Odds and Payouts of Common Bets

Here are the standard bets, what they cover, and what they pay. Payouts are quoted as “X to 1” — a “35 to 1” win means you keep your original stake and receive 35 times it on top.

BetWhat it coversPayoutWin chance (European)
Straight (single number)1 number35 to 1~2.7%
Split2 adjacent numbers17 to 1~5.4%
Street3 numbers in a row11 to 1~8.1%
Corner4 numbers in a square8 to 1~10.8%
Line (six-line)6 numbers5 to 1~16.2%
Column / Dozen12 numbers2 to 1~32.4%
Red / Black18 numbers1 to 1~48.6%
Odd / Even18 numbers1 to 1~48.6%
Low / High (1–18 / 19–36)18 numbers1 to 1~48.6%

Notice a pattern: every payout is slightly less than the true odds of the bet. A single number has a 1-in-37 chance of winning but only pays 35 to 1. That small gap, repeated on every bet, is the house edge — and it’s how the casino makes money over millions of spins.

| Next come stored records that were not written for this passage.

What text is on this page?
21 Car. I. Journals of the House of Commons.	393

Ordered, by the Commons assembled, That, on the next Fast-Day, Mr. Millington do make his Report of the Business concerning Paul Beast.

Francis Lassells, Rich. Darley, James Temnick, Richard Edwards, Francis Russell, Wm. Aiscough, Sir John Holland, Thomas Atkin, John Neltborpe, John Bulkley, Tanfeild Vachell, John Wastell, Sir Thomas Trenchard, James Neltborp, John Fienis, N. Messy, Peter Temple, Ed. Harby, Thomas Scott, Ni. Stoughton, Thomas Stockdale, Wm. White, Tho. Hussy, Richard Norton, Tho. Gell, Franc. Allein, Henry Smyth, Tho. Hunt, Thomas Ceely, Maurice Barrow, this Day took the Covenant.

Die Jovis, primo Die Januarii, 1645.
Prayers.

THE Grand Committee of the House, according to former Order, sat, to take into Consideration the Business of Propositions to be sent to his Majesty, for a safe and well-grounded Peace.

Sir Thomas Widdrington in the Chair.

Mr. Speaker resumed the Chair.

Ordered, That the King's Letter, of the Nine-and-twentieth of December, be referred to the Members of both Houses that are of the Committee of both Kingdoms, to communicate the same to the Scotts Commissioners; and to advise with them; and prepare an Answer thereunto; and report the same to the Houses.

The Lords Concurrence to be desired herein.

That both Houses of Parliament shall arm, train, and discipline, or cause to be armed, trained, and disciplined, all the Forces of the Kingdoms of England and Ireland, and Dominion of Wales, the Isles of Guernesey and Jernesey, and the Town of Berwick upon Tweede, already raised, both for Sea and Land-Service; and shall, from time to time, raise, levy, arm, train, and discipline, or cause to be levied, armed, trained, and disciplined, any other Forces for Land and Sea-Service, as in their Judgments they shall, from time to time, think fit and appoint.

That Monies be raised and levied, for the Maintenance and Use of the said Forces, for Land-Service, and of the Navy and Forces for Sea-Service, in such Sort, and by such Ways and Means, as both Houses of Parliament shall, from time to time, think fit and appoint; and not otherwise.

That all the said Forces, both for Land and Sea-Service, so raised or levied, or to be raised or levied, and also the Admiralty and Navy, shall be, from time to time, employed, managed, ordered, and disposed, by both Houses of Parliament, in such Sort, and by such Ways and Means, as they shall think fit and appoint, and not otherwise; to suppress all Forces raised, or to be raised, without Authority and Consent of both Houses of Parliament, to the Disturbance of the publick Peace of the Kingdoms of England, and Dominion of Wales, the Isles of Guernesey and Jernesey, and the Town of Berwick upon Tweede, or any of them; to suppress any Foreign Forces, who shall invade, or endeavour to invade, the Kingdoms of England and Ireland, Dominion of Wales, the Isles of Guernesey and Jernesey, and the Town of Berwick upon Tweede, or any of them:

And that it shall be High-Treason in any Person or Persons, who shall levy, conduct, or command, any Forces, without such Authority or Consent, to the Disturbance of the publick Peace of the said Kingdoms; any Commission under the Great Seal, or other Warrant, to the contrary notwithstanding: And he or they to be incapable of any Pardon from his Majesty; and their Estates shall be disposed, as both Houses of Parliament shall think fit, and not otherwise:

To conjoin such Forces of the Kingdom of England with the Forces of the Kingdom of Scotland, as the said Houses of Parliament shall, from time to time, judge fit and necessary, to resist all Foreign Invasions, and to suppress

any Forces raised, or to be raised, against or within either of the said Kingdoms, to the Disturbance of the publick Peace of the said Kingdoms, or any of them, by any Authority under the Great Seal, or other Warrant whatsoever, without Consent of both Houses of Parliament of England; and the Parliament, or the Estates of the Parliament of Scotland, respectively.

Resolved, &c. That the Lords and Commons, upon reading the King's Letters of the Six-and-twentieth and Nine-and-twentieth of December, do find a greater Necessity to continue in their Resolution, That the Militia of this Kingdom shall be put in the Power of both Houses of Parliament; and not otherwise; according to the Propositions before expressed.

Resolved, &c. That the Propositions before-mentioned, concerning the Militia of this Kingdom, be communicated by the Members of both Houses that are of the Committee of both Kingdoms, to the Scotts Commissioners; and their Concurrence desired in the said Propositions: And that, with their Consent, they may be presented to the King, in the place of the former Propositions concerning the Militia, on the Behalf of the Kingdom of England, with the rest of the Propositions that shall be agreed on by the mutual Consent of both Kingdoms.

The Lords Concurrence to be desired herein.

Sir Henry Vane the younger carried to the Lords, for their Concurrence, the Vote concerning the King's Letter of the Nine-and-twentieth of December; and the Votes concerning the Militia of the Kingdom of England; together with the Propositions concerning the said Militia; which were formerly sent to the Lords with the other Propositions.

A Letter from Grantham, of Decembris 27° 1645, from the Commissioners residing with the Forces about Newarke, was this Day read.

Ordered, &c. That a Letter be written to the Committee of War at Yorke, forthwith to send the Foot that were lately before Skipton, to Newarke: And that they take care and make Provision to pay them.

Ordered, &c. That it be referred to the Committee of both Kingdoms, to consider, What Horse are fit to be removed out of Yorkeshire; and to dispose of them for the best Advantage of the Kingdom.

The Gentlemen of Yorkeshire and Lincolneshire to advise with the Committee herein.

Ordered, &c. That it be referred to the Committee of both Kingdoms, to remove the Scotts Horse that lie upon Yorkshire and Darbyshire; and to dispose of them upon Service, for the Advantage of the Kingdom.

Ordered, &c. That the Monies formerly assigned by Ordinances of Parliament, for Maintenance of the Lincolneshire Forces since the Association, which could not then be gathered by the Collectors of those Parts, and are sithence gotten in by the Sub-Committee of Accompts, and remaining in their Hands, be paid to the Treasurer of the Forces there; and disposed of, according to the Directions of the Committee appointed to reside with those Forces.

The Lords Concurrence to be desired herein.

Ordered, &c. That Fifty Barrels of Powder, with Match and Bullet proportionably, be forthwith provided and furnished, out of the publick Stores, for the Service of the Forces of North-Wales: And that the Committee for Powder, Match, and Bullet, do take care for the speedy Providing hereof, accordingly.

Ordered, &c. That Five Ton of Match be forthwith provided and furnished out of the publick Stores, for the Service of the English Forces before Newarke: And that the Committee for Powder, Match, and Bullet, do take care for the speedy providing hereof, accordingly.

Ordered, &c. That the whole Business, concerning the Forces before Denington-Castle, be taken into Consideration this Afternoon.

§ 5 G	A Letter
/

European vs American: Always Choose European

This is the single most important thing a beginner can learn about roulette.

  • European roulette (one zero) has a house edge of about 2.7%. For every £100 you bet over time, you’d expect to lose roughly £2.70.
  • American roulette (two zeros) has a house edge of about 5.3% — nearly double. That extra green 00 pocket doesn’t change the payouts, it just adds another way to lose.

The games look almost identical and are equally fun to play, but American roulette costs you about twice as much in the long run. If both are on offer, there is no reason to ever choose the American wheel. Some tables also offer French roulette, which uses a single zero plus rules like “La Partage” that can halve the loss on even-money bets when zero hits — making it even friendlier than standard European.

If you’re new to picking games and tables, our beginner’s guide to online casinos covers how to find fair tables and read the rules before you sit down. And to understand exactly why that 2.7% matters across every game, see house edge explained.

Betting Systems Don’t Beat the Edge

Sooner or later you’ll be told about a “system” that guarantees profit. The most famous is the Martingale: bet on red, and every time you lose, double your next bet, so that one win recovers everything plus a small profit.

It sounds bulletproof. It isn’t.

The Martingale gives you many small wins, which feels like it’s working. But every so often you’ll hit a long losing streak — and doubling from £10 climbs to £20, £40, £80, £160, £320 frighteningly fast. A run of just eight or nine reds against you can demand a bet of thousands of pounds, either exceeding the table limit or emptying your account. When that happens, one bad streak erases hundreds of small wins in a single blow.

Other systems — Fibonacci, D’Alembert, Labouchère — rearrange the same reality. No betting system can change the house edge, because the wheel has no memory. Each spin is independent: the ball doesn’t “owe” you a red because five blacks just came up. The maths of that green zero applies to every single spin no matter how you size or sequence your bets.

That’s the honest bottom line on systems: they change how your money moves, not whether the casino wins over time.

Practical Tips for Beginners

  • Play European or French, never American if you have the choice.
  • Set a budget before you start and treat it as entertainment spend, not an investment.
  • Favour outside bets early on — they’re simple and keep you playing longer.
  • Ignore “hot” and “cold” numbers. Past spins tell you nothing about the next one.
  • Don’t chase losses. The doubling instinct behind the Martingale is exactly how sessions spiral.

If you want help comparing tables and finding operators with fair European roulette, our AI Casino Finder can point you in the right direction.

The Honest Bottom Line

Roulette is genuinely fun, easy to learn, and one of the more sociable games in any casino. But it is designed for the house to win over time, and nothing you do at the table changes that. Every bet carries the same underlying edge; the only real choice that improves your odds is picking a European or French wheel over an American one.

Play it for the entertainment, set a limit you’re comfortable losing, and never believe anyone who promises a system that beats the wheel. There isn’t one.

18+. Gambling involves real financial risk. Only play with money you can afford to lose. Play responsibly.